そういえば、地下鉄かむの駅は路線のはじっこではないけれど、折り返し駅として始点・終点になることもある駅だ。お客が下りたあと、向きを変えるため引き込み線に入る電車のすがたをぼくも見たことがある。
蛍光灯のあかりが点々とある暗いレールの上を、ぼくたちは歩いていった。
ぼくは電車が来ないか不安で、しょっちゅう後ろをふりかえった。こんなところでひかれたくないもの。
だいたい、ただの引き込み線がこんなに長いんだろうか?
まるで、深く地の底まで続いているように思える。どこからか地下水がもれているのか水の音がぴちゃぴちゃとしていた。
しばらく歩いていると、奥のほうからみょうになまぐさく、あたたかい空気がながれてきた。さらに、そこにまじっているのは
「タバコですね。ヤニくさい」
たしかに、なまぐさいニオイとまじってただよってくるのはヒロスケおじさんとおなじにおいだ。あのおじさんは、かなりのヘビー・スモーカーで、おかあさんはいつもいやがってるんだけど、それと同じ、というかもっと強烈なにおいだ。
「いつもは、このあたりでねてるんだけどなぁ。だれかがここでタバコを焚いたんで動いたんだ。まずいな……」
と奥の様子をうかがっていた先生が急に
「いけない!ホウイチくん、気をつけて!」
さけぶと同時に奥のほうから、はげしいゆれと湿気をおびた熱風がおそってきた。
そしてシャ――ッシャ――ッ、カチカチキーキーという音が鳴りひびく。
カチカチキーキーという音はあのムラガリチスイコウモリのものだけど、シャ――ッシャ――ッという音の方はなんだろう?

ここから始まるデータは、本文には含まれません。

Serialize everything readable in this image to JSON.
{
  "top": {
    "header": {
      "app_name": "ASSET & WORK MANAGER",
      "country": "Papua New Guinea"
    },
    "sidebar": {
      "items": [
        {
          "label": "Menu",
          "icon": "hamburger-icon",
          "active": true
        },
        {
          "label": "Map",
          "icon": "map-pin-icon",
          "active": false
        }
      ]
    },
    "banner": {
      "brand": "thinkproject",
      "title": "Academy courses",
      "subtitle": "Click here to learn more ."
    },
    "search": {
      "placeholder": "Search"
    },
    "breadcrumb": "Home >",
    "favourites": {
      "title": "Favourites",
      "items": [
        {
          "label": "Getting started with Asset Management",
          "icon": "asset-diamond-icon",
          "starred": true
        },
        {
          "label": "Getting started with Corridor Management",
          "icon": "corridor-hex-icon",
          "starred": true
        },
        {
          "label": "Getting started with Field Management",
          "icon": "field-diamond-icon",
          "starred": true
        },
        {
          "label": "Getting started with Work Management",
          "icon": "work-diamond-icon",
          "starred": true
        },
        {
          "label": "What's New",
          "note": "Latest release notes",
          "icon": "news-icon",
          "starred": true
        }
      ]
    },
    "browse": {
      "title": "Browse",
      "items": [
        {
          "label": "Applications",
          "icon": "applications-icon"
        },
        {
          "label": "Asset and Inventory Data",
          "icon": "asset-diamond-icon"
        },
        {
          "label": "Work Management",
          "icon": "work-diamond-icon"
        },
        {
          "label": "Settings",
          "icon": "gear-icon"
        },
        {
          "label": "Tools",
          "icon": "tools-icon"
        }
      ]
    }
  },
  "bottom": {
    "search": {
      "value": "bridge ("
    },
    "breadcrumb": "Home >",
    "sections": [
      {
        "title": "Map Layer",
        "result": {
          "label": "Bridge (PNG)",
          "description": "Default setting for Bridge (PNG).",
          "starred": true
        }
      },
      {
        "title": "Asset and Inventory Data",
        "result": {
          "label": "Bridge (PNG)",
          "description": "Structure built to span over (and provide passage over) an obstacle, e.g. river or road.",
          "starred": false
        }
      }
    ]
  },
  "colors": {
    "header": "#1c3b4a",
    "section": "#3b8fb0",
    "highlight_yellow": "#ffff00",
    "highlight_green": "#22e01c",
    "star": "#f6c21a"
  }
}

「あちゃぁ、もうはじまってしまった。こうなったらしかたない。おちつくまで待っときましょう」
先生はもちろんすべてわかっているらしい。ぼくを風からかばいながら、ぼやいた。
そのすごい風と音はしばらく続いていたが、じょじょに小さくなり、ついには止んだ。
「――ああ、どうやら終わったみたいですねえ。残念だなあ。もっとはやく来れたら、こんなさわぎにならずにすんだろうに……うん?これはなんだろう」
先生は奥のほうからころがってきた、きたない金属の輪っかをつかんだ。
「ナットみたいですけど……風で飛んできたから、もしかすると『彼』のものかもしれない。とどけてやりますか」
そう言ってポケットに入れると、ごく気軽に奥に進んだ。